One of the specific things I’ve been nostalgic for recently are fried artichokes so when I saw them on the menu I didn’t even think of starting off with anything else. I love most things that are fried but artichokes are some of my favorite and these did not disappoint. Fried to a nice warm brown, and sprinkled with a bit of lemon juice, they were light and crispy with an almost buttery after taste.

Carciofi alla giudea

Carciofi alla giudea

Flaneur got the burrata, which I was happy about because that would’ve been my go-to appetizer had the artichokes been missing from the menu. The creamy white ball of cheese came with three roasted cherry tomatoes and a drizzle of olive oil and balsamic vinegar, all of which quickly disappeared from the plate.

Burrata e pachini

For the entrée, I knew I wanted pasta. If a place can’t do pasta right then it shouldn’t have the claim to italian food, so I went with another one of my old favorites from when I lived abroad: pappardelle al cinghiale. The long, ribbon-like noodles and rich, meaty wild boar chunks were delicious, just as good as some of the best I’d had in Florence.
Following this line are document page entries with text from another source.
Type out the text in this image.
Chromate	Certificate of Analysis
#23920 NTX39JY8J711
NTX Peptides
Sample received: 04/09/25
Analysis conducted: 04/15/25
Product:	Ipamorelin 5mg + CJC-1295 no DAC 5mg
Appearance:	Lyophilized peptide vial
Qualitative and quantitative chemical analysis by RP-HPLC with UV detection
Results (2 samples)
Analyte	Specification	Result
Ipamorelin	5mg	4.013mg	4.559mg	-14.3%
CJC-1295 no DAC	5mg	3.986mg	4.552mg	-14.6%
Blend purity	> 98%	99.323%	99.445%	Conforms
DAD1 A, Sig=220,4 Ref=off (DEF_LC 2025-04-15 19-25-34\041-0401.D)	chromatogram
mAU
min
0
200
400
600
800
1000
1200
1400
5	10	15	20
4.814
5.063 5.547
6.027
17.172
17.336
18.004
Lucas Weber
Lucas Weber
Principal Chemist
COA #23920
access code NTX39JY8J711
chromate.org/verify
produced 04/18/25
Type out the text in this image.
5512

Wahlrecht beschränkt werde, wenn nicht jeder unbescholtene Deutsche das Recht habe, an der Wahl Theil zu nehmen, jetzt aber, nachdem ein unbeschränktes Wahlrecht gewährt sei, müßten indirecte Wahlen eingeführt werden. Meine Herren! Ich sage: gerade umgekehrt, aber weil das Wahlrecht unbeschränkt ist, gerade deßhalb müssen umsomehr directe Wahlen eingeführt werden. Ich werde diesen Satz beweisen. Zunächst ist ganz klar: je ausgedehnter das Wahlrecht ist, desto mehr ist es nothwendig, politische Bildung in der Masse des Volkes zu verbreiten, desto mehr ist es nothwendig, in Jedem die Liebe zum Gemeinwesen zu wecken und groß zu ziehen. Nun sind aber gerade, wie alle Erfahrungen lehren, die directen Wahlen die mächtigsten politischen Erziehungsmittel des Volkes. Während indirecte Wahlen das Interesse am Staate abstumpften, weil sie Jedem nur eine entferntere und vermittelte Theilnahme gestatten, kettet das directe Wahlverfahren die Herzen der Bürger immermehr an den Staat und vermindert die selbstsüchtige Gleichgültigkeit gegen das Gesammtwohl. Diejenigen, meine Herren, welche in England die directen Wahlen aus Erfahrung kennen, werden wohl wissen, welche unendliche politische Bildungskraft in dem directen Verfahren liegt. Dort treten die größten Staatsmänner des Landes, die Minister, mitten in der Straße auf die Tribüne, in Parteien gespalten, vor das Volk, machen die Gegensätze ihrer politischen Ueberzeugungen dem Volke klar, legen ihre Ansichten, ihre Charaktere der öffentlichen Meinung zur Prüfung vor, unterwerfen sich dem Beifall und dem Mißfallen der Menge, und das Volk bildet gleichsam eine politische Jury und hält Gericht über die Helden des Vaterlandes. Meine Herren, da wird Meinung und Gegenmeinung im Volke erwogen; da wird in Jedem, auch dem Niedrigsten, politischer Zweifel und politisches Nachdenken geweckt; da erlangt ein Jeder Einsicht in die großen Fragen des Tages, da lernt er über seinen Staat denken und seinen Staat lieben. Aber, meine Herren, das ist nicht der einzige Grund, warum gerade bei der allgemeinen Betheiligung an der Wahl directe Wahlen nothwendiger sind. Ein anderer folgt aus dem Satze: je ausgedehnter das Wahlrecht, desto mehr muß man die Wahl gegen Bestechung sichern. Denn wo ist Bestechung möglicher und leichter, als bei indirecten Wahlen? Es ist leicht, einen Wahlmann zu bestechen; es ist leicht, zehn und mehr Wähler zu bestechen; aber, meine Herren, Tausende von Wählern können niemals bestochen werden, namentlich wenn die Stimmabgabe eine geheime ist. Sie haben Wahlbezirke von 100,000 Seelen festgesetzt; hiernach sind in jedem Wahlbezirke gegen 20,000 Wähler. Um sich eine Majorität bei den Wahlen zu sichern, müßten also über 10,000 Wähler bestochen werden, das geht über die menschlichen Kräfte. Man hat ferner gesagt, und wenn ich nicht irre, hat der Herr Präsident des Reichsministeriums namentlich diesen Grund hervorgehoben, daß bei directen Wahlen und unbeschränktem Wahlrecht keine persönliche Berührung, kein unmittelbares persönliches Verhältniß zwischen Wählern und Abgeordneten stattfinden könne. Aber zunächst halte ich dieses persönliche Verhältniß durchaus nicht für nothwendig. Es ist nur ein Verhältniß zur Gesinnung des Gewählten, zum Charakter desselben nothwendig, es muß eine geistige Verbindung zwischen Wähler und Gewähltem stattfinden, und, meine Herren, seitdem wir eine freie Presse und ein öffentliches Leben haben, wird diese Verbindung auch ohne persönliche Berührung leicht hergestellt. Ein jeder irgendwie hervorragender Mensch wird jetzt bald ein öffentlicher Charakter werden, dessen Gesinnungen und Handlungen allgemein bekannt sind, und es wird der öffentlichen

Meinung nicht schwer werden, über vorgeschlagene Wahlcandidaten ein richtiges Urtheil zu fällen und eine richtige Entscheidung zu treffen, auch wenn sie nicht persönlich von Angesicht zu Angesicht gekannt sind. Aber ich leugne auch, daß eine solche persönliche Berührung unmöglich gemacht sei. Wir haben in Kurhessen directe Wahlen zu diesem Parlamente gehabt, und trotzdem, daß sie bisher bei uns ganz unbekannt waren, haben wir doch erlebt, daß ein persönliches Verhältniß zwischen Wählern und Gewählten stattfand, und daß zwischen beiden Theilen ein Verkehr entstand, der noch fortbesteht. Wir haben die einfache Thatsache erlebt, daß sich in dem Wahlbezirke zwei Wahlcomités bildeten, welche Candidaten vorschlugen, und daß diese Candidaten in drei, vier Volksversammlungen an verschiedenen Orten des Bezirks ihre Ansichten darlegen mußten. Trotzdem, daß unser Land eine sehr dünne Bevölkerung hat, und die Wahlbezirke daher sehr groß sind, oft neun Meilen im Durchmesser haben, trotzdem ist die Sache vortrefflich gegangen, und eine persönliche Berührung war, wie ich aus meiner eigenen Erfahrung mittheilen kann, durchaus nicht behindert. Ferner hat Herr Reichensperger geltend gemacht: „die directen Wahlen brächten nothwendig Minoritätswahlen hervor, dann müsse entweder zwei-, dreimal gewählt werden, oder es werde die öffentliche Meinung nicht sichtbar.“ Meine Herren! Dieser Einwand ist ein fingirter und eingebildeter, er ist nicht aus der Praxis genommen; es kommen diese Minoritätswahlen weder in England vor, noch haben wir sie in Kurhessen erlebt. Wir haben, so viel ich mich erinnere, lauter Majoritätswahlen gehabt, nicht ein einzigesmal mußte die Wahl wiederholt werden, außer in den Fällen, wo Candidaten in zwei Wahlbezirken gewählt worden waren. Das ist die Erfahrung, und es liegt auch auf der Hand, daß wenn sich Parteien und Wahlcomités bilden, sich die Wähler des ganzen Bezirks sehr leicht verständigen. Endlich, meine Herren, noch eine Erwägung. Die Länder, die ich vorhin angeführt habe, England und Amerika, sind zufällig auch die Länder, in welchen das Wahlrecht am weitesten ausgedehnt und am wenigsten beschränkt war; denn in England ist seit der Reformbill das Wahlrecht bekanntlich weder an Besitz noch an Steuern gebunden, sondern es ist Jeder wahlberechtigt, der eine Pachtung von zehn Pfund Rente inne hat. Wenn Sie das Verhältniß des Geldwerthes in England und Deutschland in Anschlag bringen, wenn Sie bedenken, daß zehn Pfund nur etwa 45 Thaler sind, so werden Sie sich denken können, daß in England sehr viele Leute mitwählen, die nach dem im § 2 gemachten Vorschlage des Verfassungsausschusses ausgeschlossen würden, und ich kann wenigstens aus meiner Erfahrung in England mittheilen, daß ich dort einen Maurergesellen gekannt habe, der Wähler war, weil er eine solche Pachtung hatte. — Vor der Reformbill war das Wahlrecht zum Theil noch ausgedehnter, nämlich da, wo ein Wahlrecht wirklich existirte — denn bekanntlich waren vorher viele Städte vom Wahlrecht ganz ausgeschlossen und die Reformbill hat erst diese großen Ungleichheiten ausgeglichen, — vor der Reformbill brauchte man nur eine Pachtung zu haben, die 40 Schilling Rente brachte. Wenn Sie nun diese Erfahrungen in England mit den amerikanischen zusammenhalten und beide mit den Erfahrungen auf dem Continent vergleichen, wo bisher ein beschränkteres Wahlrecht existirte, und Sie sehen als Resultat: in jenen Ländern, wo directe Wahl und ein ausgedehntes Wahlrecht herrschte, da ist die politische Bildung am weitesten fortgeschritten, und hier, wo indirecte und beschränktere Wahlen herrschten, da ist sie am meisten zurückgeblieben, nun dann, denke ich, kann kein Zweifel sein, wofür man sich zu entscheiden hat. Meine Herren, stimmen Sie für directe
With each forkful of the pasta and soft, juicy boar, I felt like I was catching up with an old friend.

Pappardelle al cinghiale

Although he thought about getting a second course (meat or fish), Flaneur took my route and went with a pasta dish: pici al limone. I was ready to be critical of these because pici (especially the ones I’ve eaten in Siena) are some of my most beloved noodles, but these left no room for skepticism or complaint. Simple and delicious, like the best italian pastas usually are, the thick, round spaghetti-like noodles were both tangy and cheesy under their blanket of parmesan cheese and lemon.

Pici al limone

As usual though, it was going to take the desserts to really seal the deal with me and steal my heart, and Morandi, with its dessert menu of vin santo and cantucci, budino di riso and other sweet treats, had pretty much won me over. I went with the frittelle di ricotta and sure enough, they were the perfect way to end the meal.  The five golfball sized ricotta fritters dusted in sparkly brown cinnamon sugar  were soft and warm, with moist, fluffy insides like little clouds of sugary perfection.

Frittelle di ricotta

Finally, because he loves pine nuts (and even kind of has a pinolo shaped head), Flaneur opted for the crostata di pinoli, a moist pine nut tart under a snowy layer of confectioner’s sugar, surrounded by a drizzle of spiced honey and topped with a dollop of creamy pear gelato (which was also, for the sake of continuity, shaped like a pine nut). The whole thing was subtle and light, with the gelato giving the warm cake below a nice cool creaminess.

Crostata di pinoli

So until I get a nice chunk of time and a great deal on a transatlantic flight, I think I’ve figured out the cure to the missing-Italy blues.  And based on my dinner at Morandi, I have to say, it seems to do the trick.